Also see https://www.phoronix.com/news/Josef-Bacik-Leaves-Meta
It's important to note that striping and mirroring works just fine. It's only the 5/6 modes that are unstable: https://btrfs.readthedocs.io/en/stable/Status.html#block-gro...
How can this be a stable filesystem if parity is unstable and risks data loss?
How has this been allowed to happen?
It just seems so profoundly unserious to me.
I also have had to deal with thousands of nodes kernel panicing due to a btrfs bug in linux kernel 6.8 (stable ubuntu release).
The man page for mkfs.btrfs says:
> Warning: RAID5/6 has known problems and should not be used in production.
When you actually tell it to use raid5 or raid6, mkfs.btrfs will also print a large warning:
> WARNING: RAID5/6 support has known problems is strongly discouraged to be used besides testing or evaluation.

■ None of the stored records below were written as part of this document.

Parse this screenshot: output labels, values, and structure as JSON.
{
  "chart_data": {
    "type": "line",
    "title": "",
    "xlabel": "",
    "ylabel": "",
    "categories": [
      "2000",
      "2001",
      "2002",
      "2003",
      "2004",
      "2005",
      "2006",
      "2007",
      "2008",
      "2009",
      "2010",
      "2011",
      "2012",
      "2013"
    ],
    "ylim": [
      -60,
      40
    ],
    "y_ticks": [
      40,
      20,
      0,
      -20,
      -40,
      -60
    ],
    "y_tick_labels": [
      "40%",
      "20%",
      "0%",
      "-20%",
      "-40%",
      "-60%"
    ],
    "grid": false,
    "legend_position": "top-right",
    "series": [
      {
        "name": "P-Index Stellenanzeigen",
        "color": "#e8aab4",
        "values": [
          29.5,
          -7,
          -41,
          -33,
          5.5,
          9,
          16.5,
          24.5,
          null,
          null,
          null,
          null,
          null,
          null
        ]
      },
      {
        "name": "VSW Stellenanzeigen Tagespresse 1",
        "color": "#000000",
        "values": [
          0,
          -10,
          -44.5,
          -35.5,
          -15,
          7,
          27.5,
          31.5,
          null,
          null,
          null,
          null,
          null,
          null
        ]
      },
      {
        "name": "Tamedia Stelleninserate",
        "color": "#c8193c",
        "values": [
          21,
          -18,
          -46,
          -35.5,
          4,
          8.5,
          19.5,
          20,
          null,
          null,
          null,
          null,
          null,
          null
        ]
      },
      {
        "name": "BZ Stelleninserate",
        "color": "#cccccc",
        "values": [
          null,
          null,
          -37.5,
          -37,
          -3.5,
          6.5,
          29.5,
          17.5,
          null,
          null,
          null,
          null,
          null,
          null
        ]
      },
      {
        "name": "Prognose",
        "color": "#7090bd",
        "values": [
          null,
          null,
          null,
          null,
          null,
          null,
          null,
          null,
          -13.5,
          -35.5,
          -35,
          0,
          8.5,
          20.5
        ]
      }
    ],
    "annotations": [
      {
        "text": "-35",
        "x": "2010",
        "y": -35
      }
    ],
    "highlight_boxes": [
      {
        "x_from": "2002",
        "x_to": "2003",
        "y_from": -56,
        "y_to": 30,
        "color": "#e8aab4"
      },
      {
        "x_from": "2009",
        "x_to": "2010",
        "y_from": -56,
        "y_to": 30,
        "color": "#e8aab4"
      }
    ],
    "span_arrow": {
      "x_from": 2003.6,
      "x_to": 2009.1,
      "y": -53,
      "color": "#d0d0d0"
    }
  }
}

The md metadata is not adequately protected. Btrfs checksums can tell you when a file has gone bad but not self-heal. And I'm sure there are going to be caching/perf benefits left on the table not having btrfs manage all the block storage itself.
We are using a fairly simple config, but under certain heavy load patterns the kernel would panic: https://git.kernel.org/pub/scm/linux/kernel/git/stable/linux...
I hear people say all the time how btrfs is stable now and people are just complaining about issues when btrfs is new, but please explain to me how the bug I linked is OK in a stable version of the most popular linux distro?